Does this sound familiar? It does to me. I’ve had to deal with these types of problems with all of my kids, and here are some tips to help your child concentrate and stay focused to the task at hand.
If you’d like to have a printable sheet with these tips already typed up, just click here for your free printable.
- If your child tends to procrastinate on project and paper due dates, try setting a kitchen or cell phone timer. In this way, your child will know that as soon as the timer goes off, he/she can move on to something else.
- If your children are easily distracted by noise and people, try having them use earplugs when they do their work. Also, remove or turn off the tv, radio, computer, notifications, phone, etc. Avoid windows and people if they must see what others are doing.
- If your children can’t concentrate because it’s just too quiet, then try some background white noise, turn on a fan, have instrumental music playing softly in the background. Also, there are plenty of YouTube videos that have hours of library noises, coffee shop noises, etc., that help with having mundane sounds in the background
4. If your child is tired of sitting in one spot to study in, try moving to a different location in the house, or go to a public place altogether, like the library. Sometimes just being out of the house can give renewed energy and focus to the task at hand. It could be something as easy as just going out to sit in the car to do your work.
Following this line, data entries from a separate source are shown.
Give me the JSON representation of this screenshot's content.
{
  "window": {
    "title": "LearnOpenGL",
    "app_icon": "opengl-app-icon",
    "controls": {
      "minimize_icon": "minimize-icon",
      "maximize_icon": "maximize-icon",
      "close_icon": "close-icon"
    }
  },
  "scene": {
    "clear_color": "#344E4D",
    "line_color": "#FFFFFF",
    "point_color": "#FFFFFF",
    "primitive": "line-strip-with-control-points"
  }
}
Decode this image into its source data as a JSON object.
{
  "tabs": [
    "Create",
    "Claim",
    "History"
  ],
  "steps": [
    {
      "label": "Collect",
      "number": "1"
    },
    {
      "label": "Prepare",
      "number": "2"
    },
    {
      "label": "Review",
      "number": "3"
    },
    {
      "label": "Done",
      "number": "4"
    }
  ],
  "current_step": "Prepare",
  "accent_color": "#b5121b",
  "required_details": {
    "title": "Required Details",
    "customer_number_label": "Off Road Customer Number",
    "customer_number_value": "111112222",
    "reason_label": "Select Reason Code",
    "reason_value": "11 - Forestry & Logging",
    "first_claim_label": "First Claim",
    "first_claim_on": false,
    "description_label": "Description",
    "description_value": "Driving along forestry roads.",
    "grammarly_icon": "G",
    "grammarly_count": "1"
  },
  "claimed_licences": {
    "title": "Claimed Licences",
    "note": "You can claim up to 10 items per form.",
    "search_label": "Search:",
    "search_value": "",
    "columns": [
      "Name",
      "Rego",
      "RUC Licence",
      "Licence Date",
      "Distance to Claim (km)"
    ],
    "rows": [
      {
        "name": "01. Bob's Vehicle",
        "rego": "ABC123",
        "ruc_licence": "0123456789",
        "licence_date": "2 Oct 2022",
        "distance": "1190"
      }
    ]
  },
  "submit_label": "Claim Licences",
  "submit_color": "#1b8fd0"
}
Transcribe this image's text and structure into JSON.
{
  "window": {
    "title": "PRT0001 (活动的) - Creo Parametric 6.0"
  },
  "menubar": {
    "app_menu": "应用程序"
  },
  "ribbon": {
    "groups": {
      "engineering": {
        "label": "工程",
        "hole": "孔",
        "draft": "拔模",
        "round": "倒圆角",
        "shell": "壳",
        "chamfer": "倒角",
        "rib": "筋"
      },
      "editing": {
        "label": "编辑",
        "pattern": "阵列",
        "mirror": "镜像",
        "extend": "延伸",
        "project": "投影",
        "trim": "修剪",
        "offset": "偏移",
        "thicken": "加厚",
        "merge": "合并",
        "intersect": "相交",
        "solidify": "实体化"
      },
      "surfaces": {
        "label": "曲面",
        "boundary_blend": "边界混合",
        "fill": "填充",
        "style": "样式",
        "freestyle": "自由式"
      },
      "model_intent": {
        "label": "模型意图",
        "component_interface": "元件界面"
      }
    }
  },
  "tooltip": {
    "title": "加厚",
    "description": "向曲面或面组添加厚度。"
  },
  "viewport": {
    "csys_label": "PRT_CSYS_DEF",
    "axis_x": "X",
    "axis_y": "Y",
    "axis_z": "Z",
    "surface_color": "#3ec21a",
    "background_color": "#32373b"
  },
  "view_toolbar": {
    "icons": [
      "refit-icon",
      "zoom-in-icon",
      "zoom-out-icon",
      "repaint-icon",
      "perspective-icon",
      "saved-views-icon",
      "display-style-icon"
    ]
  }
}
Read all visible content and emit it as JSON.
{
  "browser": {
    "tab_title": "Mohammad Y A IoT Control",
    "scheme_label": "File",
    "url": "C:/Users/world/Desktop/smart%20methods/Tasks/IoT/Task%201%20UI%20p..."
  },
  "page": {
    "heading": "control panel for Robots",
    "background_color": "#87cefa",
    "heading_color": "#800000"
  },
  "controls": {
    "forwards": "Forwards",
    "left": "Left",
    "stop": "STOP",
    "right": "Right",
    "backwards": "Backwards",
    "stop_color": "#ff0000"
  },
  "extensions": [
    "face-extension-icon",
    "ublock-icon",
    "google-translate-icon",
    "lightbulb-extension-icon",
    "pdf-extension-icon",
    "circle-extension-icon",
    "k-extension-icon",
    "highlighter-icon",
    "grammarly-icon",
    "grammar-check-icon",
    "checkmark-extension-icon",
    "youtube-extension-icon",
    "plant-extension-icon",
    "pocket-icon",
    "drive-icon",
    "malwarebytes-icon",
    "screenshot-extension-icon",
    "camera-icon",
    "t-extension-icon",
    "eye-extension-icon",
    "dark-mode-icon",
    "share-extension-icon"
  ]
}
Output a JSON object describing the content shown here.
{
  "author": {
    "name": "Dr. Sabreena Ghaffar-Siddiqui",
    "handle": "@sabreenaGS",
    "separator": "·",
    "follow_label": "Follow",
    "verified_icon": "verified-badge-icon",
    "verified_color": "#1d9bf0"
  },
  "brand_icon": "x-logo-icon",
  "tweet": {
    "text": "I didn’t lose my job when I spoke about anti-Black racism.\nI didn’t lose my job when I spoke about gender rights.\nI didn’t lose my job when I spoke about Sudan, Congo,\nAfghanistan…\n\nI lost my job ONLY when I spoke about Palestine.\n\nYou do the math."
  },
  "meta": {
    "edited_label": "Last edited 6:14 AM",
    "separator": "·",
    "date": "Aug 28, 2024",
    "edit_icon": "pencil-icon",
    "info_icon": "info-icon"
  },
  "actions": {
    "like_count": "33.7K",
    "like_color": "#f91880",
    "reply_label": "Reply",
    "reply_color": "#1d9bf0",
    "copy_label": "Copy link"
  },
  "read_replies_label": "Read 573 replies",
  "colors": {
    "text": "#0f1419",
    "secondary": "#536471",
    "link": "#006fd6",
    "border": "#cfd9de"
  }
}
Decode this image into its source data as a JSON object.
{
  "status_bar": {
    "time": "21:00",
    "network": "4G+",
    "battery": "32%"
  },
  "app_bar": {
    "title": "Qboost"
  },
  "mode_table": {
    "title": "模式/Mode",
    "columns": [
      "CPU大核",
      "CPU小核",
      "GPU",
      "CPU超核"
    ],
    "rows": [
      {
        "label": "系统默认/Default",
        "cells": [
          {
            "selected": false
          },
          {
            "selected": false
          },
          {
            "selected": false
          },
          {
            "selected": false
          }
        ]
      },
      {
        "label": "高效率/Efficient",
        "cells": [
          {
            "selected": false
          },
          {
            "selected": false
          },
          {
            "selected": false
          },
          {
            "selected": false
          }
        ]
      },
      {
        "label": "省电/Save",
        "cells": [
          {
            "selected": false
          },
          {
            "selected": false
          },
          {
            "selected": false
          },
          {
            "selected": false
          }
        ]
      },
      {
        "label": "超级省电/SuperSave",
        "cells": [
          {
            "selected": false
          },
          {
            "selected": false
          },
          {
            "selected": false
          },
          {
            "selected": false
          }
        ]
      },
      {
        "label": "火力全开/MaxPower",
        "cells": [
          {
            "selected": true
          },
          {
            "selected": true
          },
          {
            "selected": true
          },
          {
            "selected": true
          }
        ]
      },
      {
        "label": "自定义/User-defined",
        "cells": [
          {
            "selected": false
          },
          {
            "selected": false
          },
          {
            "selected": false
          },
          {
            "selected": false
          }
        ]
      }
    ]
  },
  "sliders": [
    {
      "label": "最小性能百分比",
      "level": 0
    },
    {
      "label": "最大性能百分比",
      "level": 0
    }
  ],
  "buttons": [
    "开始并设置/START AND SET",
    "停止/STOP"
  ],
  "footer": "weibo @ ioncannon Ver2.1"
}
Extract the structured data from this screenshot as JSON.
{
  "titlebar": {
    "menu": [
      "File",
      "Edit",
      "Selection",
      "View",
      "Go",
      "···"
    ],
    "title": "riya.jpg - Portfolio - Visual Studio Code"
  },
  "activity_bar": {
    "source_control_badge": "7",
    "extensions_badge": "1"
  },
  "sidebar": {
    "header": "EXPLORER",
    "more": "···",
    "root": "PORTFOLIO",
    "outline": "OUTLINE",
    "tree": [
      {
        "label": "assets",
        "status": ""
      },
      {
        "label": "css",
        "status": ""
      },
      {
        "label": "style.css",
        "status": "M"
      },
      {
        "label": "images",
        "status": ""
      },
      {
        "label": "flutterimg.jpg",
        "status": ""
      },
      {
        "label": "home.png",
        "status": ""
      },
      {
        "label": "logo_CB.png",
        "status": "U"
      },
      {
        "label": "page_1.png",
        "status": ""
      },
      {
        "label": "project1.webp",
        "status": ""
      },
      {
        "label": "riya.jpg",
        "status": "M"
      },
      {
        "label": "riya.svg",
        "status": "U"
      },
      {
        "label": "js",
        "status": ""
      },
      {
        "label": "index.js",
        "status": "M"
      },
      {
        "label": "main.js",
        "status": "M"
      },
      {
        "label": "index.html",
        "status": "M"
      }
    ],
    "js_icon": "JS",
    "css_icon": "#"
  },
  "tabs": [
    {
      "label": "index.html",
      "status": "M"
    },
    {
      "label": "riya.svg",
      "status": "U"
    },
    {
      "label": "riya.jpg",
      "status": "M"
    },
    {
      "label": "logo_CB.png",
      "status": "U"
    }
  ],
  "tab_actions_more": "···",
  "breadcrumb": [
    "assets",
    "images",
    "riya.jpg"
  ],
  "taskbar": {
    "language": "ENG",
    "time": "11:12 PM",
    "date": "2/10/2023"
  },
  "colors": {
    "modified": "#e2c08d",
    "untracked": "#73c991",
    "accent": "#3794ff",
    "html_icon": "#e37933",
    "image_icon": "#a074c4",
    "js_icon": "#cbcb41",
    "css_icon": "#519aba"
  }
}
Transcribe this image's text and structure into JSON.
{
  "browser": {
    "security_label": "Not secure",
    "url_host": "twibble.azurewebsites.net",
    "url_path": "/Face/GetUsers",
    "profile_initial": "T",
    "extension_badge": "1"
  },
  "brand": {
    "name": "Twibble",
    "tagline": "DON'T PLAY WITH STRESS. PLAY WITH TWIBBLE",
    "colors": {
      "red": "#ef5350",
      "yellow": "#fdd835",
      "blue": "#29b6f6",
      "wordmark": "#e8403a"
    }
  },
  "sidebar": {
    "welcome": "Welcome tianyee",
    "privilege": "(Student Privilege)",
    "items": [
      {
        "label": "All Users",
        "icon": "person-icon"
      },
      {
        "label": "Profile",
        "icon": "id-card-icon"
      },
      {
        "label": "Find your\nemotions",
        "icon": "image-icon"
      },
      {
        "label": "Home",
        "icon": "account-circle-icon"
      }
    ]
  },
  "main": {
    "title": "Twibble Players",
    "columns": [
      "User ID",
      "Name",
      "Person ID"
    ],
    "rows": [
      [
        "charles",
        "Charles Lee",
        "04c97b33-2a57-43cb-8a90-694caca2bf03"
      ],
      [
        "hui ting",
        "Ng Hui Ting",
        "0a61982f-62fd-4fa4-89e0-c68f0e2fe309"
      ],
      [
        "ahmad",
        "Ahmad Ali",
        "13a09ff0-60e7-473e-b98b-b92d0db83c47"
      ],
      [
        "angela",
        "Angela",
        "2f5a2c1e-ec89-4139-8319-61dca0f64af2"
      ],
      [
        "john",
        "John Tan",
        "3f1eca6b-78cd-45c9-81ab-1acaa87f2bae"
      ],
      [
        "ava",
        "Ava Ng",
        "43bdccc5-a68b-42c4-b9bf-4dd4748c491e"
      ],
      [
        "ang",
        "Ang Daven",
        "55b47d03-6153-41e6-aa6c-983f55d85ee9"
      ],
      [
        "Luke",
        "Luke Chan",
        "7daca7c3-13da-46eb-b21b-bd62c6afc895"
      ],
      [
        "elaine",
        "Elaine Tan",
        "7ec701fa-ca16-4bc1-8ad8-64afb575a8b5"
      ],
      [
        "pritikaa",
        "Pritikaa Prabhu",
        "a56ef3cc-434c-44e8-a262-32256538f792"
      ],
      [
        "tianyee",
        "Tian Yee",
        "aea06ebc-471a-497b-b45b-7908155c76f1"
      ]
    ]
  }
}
- If your child can’t complete tasks, try a check off list. Sometimes, just the satisfaction of getting to check something off a list is enough incentive for a child to get something done. Also, a school schedule of what subjects to be working on at what time, can help to focus a child so there are not any extra decisions to be made that will slow him/her up.
- If your child gets bored with the same old thing all the time, try using different colors of paper, pens, and highlighters to keep focused and add interest. Who doesn’t love a colorful organized paper to look at? Also, train your child that he/she will do better if they break up a big task into smaller chunks and let them take a five-minute break to get up and stretch.
Longer assignments can be broken up into different times of the day. For instance, do all the odd problems in the morning, and the even ones after lunch. Or, divide it by the front and back of a worksheet.
When trying to focus and learn textbook information, do a little reading, then summarize out loud. Have your child write out their own quiz questions on index cards, for added interest. To make a game of it, challenge your child to see how many questions and index cards he can come up with.